Ve son olarak Hoca Ali Rıza’yı tabiri caizse ölüme götüren yaşamının son yıllarında yaşadığı o elim hadise... Malumunuz Hoca Ali Rıza’nın kızı, Atatürk’e, eşinin bir meselesi ile ilgili bir mektup yazıyor ve Ankara’ya görüşmeye çağırılıyor. Sonrasını sizden dinleyelim.

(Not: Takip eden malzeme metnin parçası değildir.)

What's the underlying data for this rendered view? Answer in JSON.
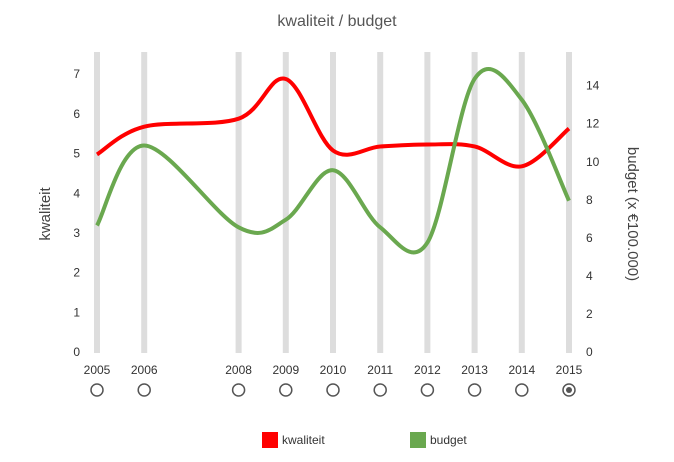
{
  "chart_data": {
    "type": "line",
    "title": "kwaliteit / budget",
    "y_label": "kwaliteit",
    "y2_label": "budget (x €100.000)",
    "x": [
      2005,
      2006,
      2008,
      2009,
      2010,
      2011,
      2012,
      2013,
      2014,
      2015
    ],
    "xlim": [
      2005,
      2015
    ],
    "xticks": [
      2005,
      2006,
      2008,
      2009,
      2010,
      2011,
      2012,
      2013,
      2014,
      2015
    ],
    "ylim": [
      0,
      7
    ],
    "yticks": [
      0,
      1,
      2,
      3,
      4,
      5,
      6,
      7
    ],
    "y2lim": [
      0,
      14.6
    ],
    "y2ticks": [
      0,
      2,
      4,
      6,
      8,
      10,
      12,
      14
    ],
    "series": [
      {
        "name": "kwaliteit",
        "color": "#ff0000",
        "values": [
          5.0,
          5.7,
          5.9,
          6.9,
          5.1,
          5.2,
          5.25,
          5.2,
          4.7,
          5.65
        ]
      },
      {
        "name": "budget",
        "color": "#6aa84f",
        "axis": "y2",
        "values": [
          6.7,
          10.9,
          6.6,
          7.0,
          9.6,
          6.6,
          5.8,
          14.4,
          13.3,
          8.0
        ]
      }
    ],
    "selected": 9
  }
}
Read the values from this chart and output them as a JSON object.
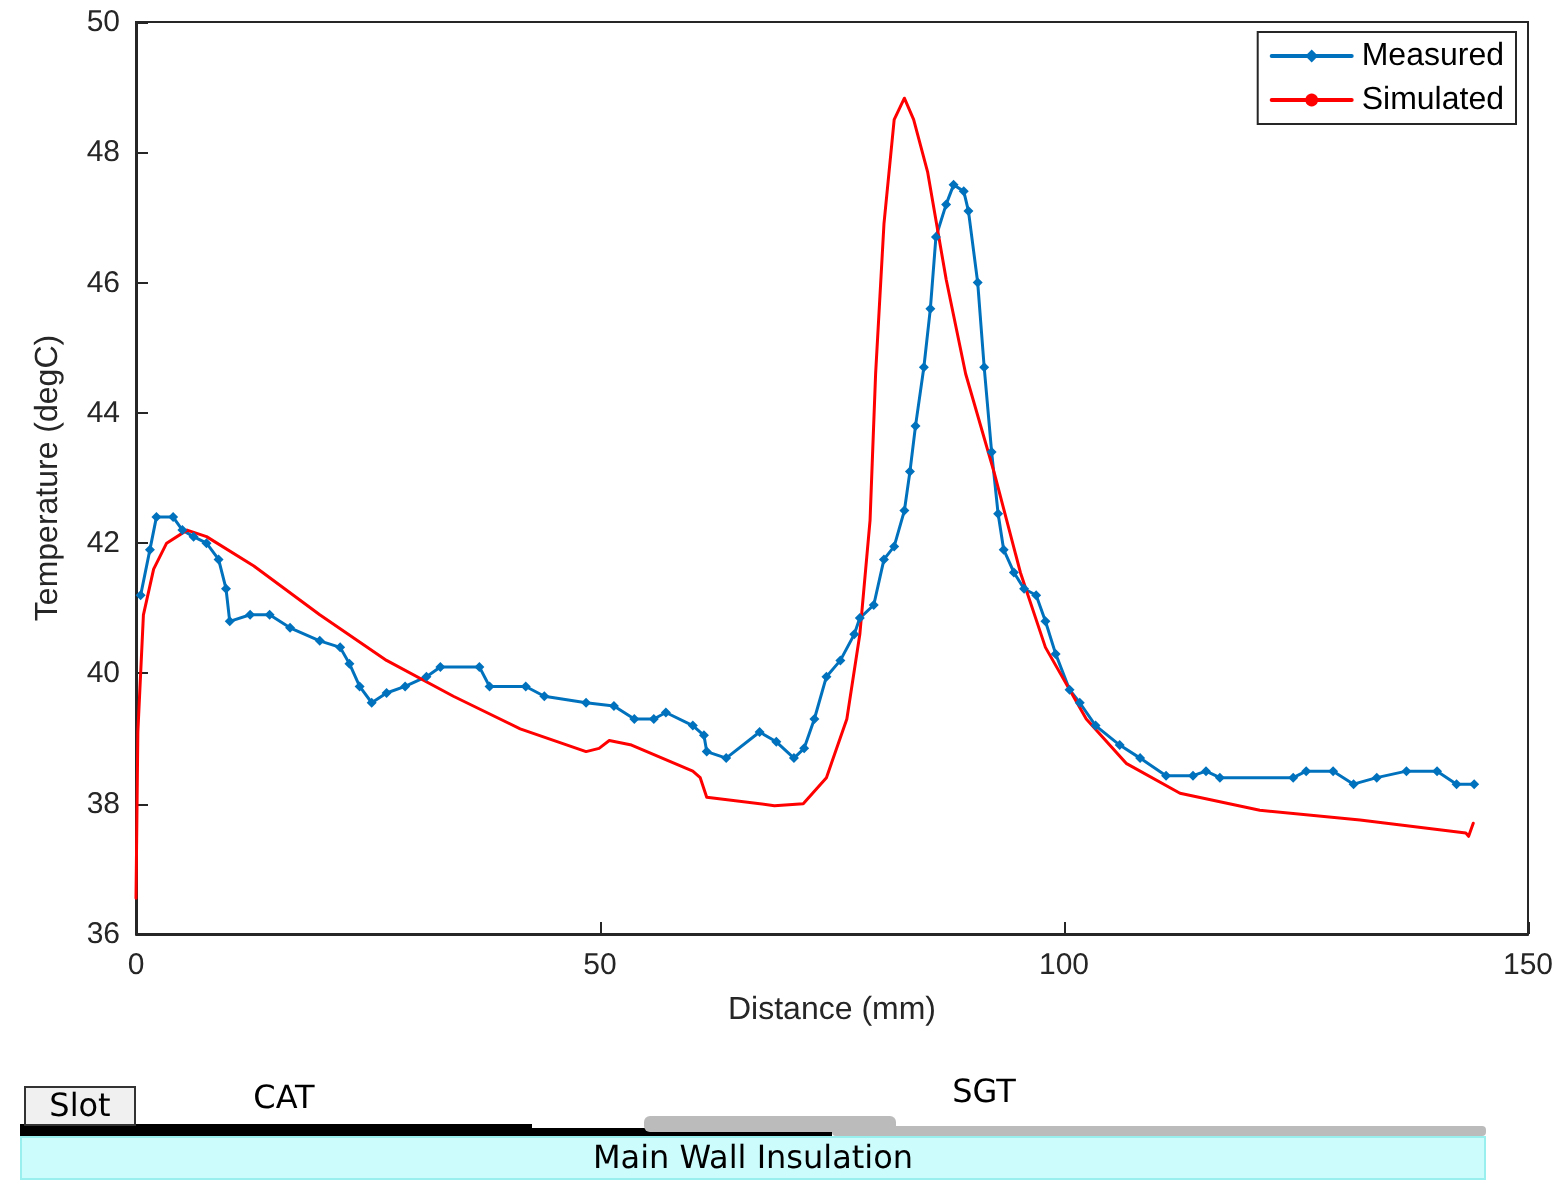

Evet bu hadiseyi ilk defa geniş olarak ben yazdım. Hoca’nın çok üzülerek ölümüne yol açan bir hadise... Aile 1929 yılında sürekli birinci sayfada verilen, bazan manşete çekilen haberle hırpalanıyor. Hoca Ali Rıza’nın kızlarından biri, Mısır’da eski kocasıyla ilgili bir davasının halledilmesine yardımcı olunmasını istemek için Atatürk’e bir mektup yazıyor. Çankaya’ya davet ediliyor ve özel kalemle görüşüyor. Kardeşine yazdığı bir mektuptaki bazı ifadelerden şüpheleniyor ve bir suikast davası icat ediyorlar. Kadriye Hanım’ı ve babası Hoca Ali Rıza dâhil bütün akrabalarını ve yakın temasta oldukları kişileri derdest edip hapse tıkıyorlar. Abbas Halim Paşa’nın kızları da bu davada sorgulanıyor. Fuat Şemsi Bey de… Önce İstanbul’da, sonra İzmir’de iki defa yargılanıyor, bütün baskılara rağmen beraat ediyorlar. Çünkü ortada suç yok. Hoca Ali Rıza üzüntüden kalp krizi geçirerek 30 Mart 1930’da vefat etmiştir.
Karıncayı incitmeyen bir adam suikast davasında sanık olarak yargılanıyor, düşünebiliyor musunuz? Ve bir Allah’ın kulu sahip çıkmıyor Hoca’ya.
Dönem itibari ile bir korku ortamı vardı belki de, değil mi?
Evet öyle görünüyor. Korkuyor insanlar. İşin tuhafı, o dönemde maalesef Hoca Ali Rıza gibi ressamlar ressam olarak bile sayılmıyor, Devlet Resim ve Heykel Müzesi’ne resimleri alınmak istenmiyordu. Güzel Sanatlar Akademisi’ne bölüm şefi olarak gelen Léopold Lévi, müzenin düzenlenmesinde görevlendirilince işin rengi değişti. Seyit Bey, Şeker Ahmet Paşa, Zekâi Paşa, Hoca Ali Rıza ve arkadaşlarına müzede yer verilmesini sağlayan Lévi’dir.